By Michael Shank

Food and fashion are among the industries contributing to climate change, writer says

As climate change becomes more visible, with 2016 as the hottest year ever on record, Peekskill residents, myself included, organized an environmental film series to raise awareness about what we can do to prevent global warming. There’s a lot we can do when it comes to our food, water and fashion choices, which are all connected to climate change.

Our Peekskill Environmental Film Series is free and features: Food Inc. (Feb. 16), which focuses on sustainable agriculture; Tapped (March 20), which highlights the environmental impact of the plastic bottled water industry; and The True Cost (April 20), which looks at sustainable fashion. All programs feature a guest speaker and start at 7 p.m. at Westchester Community College on 27 N. Division Street in Peekskill.

This film series focuses on individual action. It’s up to each of us to slow global warming in whatever way we can. While most of us are mindful of efficient lightbulbs and recycling, there are two major frontiers that have yet to be fully factored into our environmental equation: food and fashion.

On the food front, the climate impacts are clear. Meat, especially, is hurting the planet. One unit of beef protein contributes 150 times more greenhouse gas emissions than one comparable unit of plant-based protein. That’s a whopper of a difference. Pork and chicken have a heavy carbon footprint and are 20-25 times heavier in greenhouse gas emissions than plant-based protein. We need to eat less meat if we want to keep this planet from warming further.

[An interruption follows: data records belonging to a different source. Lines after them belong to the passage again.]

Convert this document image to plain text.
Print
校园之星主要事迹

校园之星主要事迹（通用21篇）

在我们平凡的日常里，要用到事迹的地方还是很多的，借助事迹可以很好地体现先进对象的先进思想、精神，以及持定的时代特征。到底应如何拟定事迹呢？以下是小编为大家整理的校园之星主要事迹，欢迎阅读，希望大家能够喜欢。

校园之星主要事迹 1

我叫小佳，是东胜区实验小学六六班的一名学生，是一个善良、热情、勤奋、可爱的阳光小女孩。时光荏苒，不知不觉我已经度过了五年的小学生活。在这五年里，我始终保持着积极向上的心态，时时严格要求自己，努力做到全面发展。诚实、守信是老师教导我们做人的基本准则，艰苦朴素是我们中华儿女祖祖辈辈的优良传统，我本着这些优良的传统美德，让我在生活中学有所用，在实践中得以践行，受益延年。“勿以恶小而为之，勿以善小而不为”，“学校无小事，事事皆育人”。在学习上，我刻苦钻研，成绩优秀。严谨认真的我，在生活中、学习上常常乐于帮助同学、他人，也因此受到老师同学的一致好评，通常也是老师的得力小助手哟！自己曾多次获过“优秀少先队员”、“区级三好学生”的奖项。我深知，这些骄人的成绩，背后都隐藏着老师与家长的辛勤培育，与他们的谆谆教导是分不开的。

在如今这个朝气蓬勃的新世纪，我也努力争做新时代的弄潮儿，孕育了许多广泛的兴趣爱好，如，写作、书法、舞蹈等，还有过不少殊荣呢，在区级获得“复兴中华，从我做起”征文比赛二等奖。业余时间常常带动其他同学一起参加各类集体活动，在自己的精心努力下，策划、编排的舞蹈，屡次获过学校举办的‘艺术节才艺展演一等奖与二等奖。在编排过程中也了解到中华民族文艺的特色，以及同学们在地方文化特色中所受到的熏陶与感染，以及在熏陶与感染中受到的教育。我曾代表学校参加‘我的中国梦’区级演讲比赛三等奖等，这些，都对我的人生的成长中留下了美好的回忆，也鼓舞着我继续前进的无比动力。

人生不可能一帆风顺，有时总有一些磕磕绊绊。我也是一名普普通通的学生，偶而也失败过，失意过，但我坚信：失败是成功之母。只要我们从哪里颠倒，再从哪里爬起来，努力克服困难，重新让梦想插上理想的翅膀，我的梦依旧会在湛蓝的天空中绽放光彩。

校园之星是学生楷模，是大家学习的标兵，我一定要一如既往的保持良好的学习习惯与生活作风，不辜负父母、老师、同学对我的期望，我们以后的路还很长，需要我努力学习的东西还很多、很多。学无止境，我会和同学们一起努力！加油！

When you consider organic farming versus conventional methods, the gains are even more pronounced. Organic agriculture captures significantly more carbon than non-organic and industrial-scale farming, which is often much more water and resource intensive (and you avoid all the pesticides, herbicides, and hormones).

We need to shift away from diets featuring a heavy intake of meats, along with refined sugars and fats and oils, all of which are expected to increase agricultural emissions 80 percent by 2050. If we do what’s sustainable for the planet, we also help prevent diabetes, heart disease, colorectal, ovarian and breast cancer, obesity, high blood pressure, and other diseases that lower life expectancy.

By reducing animal products, we cut out the middle person, which in this case is the cow, pig or chicken, and go directly to the source: plants. In doing so, we increase agricultural efficiency and effectiveness and ultimately feed more people: A Dutch study predicts that roughly 10.4 million square miles of grazing land would be immediately available, as well as 386,000 square miles of land that is currently growing crops for livestock. Time to start eating differently.

On the fashion front, the climate impacts are equally profound. Not only is fashion one of the most environmentally polluting industries, coming in second after big oil, but the apparel industry is responsible for 10 percent of all carbon emissions globally — thanks, in part, to oil-based polyester. Our clothes are one of the biggest contributors to global warming and yet few people are talking about it. Most clothes are only worn seven times before we discard them, forcing an astonishing 150 billion new articles of clothing to be made annually.

We can’t keep polluting our waters with the toxic chemicals that are used for bleaching and dying our clothing. Fashion is the second biggest polluter of water, emitting thousands of untreated chemicals into water systems worldwide. We need to start wearing differently.

This isn’t just about fashion’s environmental impact. Its impact on humans is also deeply disconcerting. The fashion industry’s race for the cheapest production has relied on laborers at the very lowest end of the wage spectrum in countries with few protections for workers.

The hard truth remains that low wages, forced labor, unhealthy and dangerous working conditions, and child labor are now rampant throughout apparel supply chains. Children are working in appalling conditions that amount to modern day slavery. If we have any moral fiber in our body, this unsustainable practice must stop.

Unless we want 2017, 2018 and 2019 to break “hottest year” records, making summers ever more humid and hot, we need to start changing what we consume. This isn’t just about lightbulbs anymore or taking the train. This is about what’s on the plate and what’s on the person. Time to make a switch, for our health, for the planet and for every person on it.

The writer, a Peekskill resident, teaches sustainable development at NYU’s Center for Global Affairs.